Department of Molecular Medicine, The Scripps Research Institute, Jupiter, Florida; Department of Neuroscience, The Scripps Research Institute, Jupiter, Florida.
Behavioral Core, The Scripps Research Institute, Jupiter, Florida.
Biol Psychiatry. 2017 Dec 15;82(12):924-933. doi: 10.1016/j.biopsych.2017.06.030. Epub 2017 Jul 8.
The limited neurobiological understanding of posttraumatic stress disorder (PTSD) has been partially attributed to the need for improved animal models. Stress-enhanced fear learning (SEFL) in rodents recapitulates many PTSD-associated behaviors, including stress-susceptible and stress-resilient subgroups in outbred rats. Identification of subgroups requires additional behavioral phenotyping, a confound to mechanistic studies.
We employed a SEFL paradigm in inbred male and female C57BL/6 mice that combines acute stress with fear conditioning to precipitate traumatic-like memories. Extinction and long-term retention of extinction were examined after SEFL. Further characterization of SEFL effects on male mice was performed with additional behavioral tests, determination of regional activation by Fos immunofluorescence, and RNA sequencing of the basolateral amygdala.
Stressed animals displayed persistently elevated freezing during extinction. While more uniform in females, SEFL produced male subgroups with differential susceptibility that were identified without posttraining phenotyping. Additional phenotyping of male mice revealed PTSD-associated behaviors, including extinction-resistant fear memory, hyperarousal, generalization, and dysregulated corticosterone in stress-susceptible male mice. Altered Fos activation was also seen in the infralimbic cortex and basolateral amygdala of stress-susceptible male mice after remote memory retrieval. Key behavioral outcomes, including susceptibility, were replicated by two independent laboratories. RNA sequencing of the basolateral amygdala revealed transcriptional divergence between the male subgroups, including genes with reported polymorphic association to patients with PTSD.
This SEFL model provides a tool for development of PTSD therapeutics that is compatible with the growing number of mouse-specific resources. Furthermore, use of an inbred strain allows for investigation into epigenetic mechanisms that are expected to critically regulate susceptibility and resilience.
创伤后应激障碍(PTSD)的神经生物学理解有限,部分原因是需要改进动物模型。啮齿动物的应激增强恐惧学习(SEFL)重现了许多与 PTSD 相关的行为,包括在杂交大鼠中出现应激易感和应激耐受亚组。亚组的鉴定需要额外的行为表型分析,这是对机制研究的干扰。
我们在雄性和雌性 C57BL/6 近交系小鼠中采用 SEFL 范式,该范式将急性应激与恐惧条件反射相结合,引发类似创伤的记忆。在 SEFL 后检查消退和消退的长期保留。通过额外的行为测试、Fos 免疫荧光测定的区域激活以及外侧杏仁核的 RNA 测序,进一步表征 SEFL 对雄性小鼠的影响。
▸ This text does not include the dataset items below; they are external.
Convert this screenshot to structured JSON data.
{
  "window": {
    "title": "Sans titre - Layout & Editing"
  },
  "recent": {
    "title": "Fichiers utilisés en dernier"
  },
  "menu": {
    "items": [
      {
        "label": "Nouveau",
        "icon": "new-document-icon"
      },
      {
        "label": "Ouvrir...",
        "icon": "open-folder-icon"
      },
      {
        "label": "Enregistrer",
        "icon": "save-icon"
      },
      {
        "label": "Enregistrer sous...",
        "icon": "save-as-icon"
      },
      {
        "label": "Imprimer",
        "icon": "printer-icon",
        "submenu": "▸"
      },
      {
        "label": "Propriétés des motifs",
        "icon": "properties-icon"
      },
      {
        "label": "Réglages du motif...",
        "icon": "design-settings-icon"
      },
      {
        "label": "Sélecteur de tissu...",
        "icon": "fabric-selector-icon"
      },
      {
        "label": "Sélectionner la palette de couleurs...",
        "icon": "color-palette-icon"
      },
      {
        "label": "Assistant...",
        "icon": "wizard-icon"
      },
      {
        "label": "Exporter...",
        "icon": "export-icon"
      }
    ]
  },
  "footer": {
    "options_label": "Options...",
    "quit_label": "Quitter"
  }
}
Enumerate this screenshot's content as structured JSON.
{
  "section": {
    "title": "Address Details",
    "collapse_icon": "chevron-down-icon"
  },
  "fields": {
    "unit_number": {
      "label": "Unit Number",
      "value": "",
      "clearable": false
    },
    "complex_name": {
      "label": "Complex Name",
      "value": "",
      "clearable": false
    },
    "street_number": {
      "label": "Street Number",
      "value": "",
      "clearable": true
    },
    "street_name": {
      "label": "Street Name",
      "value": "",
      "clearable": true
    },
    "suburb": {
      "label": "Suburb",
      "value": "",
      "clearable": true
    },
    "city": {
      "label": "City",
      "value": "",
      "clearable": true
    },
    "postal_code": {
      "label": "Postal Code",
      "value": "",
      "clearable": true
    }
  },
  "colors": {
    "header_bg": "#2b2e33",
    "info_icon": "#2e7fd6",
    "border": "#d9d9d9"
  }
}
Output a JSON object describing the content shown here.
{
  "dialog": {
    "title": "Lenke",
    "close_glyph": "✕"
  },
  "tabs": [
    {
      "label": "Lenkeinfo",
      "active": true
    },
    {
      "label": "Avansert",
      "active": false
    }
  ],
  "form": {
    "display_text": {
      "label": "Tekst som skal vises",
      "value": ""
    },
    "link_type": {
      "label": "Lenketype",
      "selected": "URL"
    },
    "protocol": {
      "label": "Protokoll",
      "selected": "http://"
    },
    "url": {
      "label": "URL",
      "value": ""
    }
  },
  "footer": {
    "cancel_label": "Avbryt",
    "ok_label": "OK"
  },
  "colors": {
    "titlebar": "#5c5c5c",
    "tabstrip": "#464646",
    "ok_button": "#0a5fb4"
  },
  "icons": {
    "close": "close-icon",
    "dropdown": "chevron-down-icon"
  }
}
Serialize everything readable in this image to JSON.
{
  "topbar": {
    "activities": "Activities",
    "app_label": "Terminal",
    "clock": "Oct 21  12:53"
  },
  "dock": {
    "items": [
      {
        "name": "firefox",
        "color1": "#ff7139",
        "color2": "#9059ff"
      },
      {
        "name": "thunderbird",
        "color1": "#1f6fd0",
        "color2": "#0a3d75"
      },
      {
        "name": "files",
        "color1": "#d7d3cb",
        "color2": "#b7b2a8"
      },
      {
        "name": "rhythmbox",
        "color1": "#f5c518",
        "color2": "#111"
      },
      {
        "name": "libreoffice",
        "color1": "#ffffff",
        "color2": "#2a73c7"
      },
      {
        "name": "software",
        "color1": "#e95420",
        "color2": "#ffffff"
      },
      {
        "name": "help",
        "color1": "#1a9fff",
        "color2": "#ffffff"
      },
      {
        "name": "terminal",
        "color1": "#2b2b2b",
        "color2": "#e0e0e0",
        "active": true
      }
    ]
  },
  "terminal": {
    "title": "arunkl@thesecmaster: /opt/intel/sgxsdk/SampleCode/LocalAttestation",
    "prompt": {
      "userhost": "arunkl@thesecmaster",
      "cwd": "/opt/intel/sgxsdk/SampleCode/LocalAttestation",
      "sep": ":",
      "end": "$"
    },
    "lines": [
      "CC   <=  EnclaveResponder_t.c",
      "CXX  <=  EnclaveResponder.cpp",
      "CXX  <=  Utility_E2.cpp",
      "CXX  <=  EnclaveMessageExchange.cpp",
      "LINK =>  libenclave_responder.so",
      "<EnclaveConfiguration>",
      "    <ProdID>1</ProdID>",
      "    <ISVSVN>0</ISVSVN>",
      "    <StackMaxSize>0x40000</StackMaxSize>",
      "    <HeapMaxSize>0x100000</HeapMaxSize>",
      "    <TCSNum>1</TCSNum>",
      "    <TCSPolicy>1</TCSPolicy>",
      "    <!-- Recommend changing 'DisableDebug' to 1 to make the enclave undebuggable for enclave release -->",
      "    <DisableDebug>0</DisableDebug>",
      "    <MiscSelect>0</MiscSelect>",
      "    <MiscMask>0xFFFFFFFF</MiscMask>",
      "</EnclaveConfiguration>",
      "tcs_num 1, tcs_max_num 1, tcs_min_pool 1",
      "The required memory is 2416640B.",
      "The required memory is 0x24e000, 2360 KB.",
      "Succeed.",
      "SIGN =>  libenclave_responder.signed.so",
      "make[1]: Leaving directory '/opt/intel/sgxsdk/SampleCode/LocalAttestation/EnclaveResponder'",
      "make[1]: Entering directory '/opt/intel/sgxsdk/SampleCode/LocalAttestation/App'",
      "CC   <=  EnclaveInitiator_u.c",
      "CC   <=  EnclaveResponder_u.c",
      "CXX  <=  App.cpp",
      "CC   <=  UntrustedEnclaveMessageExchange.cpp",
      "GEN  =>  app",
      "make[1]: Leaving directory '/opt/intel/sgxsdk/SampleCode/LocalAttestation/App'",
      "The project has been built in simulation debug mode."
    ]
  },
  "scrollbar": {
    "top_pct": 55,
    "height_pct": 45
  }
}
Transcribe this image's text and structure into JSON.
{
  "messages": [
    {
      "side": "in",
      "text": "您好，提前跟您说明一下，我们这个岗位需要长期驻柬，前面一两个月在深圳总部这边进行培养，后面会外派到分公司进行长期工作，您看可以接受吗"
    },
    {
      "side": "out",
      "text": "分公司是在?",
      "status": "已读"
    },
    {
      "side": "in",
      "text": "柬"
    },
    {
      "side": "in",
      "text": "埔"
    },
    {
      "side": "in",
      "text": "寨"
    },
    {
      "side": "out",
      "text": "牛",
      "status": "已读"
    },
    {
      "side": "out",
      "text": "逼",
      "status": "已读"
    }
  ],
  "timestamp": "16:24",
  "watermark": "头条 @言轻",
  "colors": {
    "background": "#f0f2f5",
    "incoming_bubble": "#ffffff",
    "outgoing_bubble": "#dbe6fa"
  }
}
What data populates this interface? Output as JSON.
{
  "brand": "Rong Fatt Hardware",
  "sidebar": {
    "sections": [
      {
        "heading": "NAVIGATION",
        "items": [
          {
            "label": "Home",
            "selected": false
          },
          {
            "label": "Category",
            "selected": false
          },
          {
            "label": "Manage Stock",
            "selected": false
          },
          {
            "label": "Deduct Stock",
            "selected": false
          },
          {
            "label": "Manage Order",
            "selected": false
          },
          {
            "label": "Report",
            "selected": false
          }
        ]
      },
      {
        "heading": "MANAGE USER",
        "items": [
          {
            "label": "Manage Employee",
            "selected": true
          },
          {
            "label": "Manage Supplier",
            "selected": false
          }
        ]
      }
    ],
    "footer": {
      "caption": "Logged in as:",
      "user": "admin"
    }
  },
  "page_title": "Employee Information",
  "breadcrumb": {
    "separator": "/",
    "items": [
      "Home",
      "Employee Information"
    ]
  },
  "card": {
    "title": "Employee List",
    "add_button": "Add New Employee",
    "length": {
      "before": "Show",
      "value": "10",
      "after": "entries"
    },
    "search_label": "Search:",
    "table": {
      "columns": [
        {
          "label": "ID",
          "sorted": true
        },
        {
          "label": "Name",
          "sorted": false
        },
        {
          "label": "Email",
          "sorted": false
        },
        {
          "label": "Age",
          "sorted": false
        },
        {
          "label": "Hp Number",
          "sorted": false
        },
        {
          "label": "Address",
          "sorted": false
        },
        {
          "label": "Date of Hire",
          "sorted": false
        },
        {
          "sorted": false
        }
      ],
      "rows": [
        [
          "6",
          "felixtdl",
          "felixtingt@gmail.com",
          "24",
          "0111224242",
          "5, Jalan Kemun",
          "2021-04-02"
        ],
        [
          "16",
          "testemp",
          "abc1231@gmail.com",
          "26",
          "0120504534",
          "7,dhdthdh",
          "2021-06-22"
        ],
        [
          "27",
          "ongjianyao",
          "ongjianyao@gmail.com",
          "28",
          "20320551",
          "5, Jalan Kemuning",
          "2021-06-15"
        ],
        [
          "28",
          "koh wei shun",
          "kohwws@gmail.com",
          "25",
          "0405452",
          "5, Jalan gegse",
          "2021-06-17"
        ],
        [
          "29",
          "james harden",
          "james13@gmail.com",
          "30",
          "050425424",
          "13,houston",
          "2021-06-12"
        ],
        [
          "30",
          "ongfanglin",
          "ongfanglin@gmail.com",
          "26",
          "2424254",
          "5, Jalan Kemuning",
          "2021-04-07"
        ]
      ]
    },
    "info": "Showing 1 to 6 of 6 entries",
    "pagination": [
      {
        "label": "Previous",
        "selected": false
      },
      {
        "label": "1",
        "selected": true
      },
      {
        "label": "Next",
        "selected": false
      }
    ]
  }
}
应激动物在消退期间表现出持续升高的冻结。虽然在雌性中更均匀,但 SEFL 产生了具有不同易感性的雄性亚组,而无需进行训练后表型分析即可识别。对雄性小鼠的进一步表型分析揭示了与 PTSD 相关的行为,包括消退抵抗的恐惧记忆、过度警觉、泛化和应激易感雄性小鼠的皮质酮失调。应激易感雄性小鼠在远程记忆检索后,其边缘下皮层和外侧杏仁核的 Fos 激活也发生改变。关键行为结果,包括易感性,在两个独立的实验室中得到了复制。外侧杏仁核的 RNA 测序显示雄性亚组之间存在转录差异,包括与 PTSD 患者报告的多态性相关的基因。
该 SEFL 模型为开发与不断增加的小鼠特异性资源兼容的 PTSD 治疗方法提供了工具。此外,使用近交系允许研究预期对易感性和弹性有重要调节作用的表观遗传机制。